Sunday, June 26, 2011

Could Germany divorce Europe?

by Gideon Rachman

Financial Times

June 26, 2011

I get so many pamphlets sent to me by think-tanks that most of them go unread. However, one that I’m really glad to have picked up is a brilliant effort from the European Council on Foreign Relations called “The New German Question“. The ECFR is committed to greater European unity and that belief runs through the pamphlet. But it does not prevent the authors, Mark Leonard and Ulrike Guerot, from asking some really penetrating and difficult questions.

The pamphlet starts by observing that “from Greece to Libya, Germany has been seen as increasingly evasive, absent and unpredictable.” It notes – “To many it appears that an increasingly powerful and independent Federal Republic is renegotiating the two fundamental principles that have guided its foreign policy for decades: European integration and the western alliance.”

The authors see a number of factors behind this shift.

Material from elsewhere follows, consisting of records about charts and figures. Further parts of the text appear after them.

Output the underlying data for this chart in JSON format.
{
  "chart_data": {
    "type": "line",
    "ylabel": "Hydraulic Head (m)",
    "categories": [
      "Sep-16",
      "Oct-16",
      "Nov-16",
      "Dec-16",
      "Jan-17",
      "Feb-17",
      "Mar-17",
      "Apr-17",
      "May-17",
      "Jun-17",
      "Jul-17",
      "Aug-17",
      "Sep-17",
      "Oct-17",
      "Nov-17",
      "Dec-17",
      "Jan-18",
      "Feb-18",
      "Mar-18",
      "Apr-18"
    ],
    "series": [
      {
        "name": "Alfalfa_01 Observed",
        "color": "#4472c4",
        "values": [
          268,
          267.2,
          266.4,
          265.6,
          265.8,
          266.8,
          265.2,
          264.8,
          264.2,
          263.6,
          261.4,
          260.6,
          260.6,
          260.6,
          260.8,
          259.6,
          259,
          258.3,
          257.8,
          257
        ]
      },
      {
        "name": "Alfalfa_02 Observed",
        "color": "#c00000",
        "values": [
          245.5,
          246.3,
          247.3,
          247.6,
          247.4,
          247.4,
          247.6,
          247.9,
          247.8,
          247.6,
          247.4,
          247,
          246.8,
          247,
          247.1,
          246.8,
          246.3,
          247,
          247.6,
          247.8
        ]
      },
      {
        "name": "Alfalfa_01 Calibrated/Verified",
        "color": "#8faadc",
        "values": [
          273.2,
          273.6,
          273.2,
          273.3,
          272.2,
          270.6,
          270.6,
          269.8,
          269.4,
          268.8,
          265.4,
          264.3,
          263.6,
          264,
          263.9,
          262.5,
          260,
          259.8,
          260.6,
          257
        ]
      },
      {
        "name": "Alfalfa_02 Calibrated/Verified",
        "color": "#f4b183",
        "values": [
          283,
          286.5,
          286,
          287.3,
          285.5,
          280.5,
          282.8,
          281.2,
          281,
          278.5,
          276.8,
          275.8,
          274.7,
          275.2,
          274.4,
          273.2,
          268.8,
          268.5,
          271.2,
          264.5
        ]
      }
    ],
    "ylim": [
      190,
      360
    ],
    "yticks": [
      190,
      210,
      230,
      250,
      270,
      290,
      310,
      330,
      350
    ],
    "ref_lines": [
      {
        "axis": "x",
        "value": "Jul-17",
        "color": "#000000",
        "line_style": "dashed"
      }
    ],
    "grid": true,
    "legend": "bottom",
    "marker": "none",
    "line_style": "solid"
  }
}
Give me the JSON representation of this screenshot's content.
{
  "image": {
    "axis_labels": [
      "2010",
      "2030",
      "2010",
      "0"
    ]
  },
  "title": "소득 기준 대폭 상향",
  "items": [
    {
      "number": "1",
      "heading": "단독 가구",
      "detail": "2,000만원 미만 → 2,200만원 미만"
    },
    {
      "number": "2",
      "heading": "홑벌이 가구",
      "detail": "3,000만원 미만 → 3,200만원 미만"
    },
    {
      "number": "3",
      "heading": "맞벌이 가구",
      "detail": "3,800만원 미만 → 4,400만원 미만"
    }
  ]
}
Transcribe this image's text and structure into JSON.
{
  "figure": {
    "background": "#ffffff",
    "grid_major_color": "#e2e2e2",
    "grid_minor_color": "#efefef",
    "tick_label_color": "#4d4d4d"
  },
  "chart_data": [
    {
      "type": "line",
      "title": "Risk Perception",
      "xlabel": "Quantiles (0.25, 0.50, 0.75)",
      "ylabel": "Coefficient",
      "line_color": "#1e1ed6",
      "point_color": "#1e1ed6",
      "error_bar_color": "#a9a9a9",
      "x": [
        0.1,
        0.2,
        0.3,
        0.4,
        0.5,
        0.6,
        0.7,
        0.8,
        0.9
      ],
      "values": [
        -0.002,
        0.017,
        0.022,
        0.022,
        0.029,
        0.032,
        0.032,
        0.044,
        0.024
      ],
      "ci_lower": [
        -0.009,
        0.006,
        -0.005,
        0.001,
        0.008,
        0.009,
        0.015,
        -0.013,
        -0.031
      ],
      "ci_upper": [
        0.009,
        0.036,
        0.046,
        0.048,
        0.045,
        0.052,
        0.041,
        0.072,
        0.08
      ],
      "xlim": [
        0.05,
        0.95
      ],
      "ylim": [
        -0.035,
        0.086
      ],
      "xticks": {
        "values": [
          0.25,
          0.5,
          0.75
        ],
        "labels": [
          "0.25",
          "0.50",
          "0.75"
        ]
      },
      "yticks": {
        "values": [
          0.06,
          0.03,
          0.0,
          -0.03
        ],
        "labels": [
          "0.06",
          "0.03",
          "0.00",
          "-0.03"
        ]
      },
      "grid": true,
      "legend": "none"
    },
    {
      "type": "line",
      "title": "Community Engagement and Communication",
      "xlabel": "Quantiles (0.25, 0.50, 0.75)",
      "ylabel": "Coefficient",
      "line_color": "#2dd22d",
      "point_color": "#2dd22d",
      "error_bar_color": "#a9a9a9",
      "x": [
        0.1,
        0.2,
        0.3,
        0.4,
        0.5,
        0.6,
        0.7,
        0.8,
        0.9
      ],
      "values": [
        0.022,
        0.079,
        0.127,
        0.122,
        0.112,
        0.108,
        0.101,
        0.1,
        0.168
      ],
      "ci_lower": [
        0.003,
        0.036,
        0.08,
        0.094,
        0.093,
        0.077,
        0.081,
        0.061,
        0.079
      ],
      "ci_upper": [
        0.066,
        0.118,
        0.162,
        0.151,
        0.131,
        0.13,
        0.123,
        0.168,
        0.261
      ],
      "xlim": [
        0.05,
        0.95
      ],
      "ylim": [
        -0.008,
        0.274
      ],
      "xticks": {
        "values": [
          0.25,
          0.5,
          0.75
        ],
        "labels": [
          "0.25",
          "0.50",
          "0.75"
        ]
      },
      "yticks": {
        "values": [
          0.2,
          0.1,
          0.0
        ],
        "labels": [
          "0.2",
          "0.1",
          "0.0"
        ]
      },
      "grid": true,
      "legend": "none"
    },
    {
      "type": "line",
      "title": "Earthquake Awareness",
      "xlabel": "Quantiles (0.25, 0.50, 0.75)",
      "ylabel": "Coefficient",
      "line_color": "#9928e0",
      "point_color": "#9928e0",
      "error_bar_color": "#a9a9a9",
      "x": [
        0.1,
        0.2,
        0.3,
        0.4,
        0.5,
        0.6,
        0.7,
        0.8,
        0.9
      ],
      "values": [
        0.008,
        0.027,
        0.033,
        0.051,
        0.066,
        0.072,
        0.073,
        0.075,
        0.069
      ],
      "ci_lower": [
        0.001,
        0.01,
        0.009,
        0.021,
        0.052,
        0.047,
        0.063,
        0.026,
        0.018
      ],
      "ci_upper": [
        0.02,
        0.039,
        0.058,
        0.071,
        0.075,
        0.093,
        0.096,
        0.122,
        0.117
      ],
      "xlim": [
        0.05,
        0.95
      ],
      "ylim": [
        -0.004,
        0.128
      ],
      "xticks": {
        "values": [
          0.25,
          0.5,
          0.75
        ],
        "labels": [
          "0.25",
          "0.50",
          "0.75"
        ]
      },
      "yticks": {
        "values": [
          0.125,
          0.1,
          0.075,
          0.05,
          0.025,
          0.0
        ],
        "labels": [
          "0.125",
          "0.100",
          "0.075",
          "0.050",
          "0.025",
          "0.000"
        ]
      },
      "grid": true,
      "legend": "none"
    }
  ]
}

German exasperation with the euro-crisis means that “many Germans now want to be saved from Europe” and “the reflexively pro-European discourse among Germany’s elite has disappeared.” Second, there has been a generational change. The current set of German leaders do not have personal memories of the war. And then there is the fact that – “Germany’s economic base has been shifting away from Europe towards the so-called BRICs.”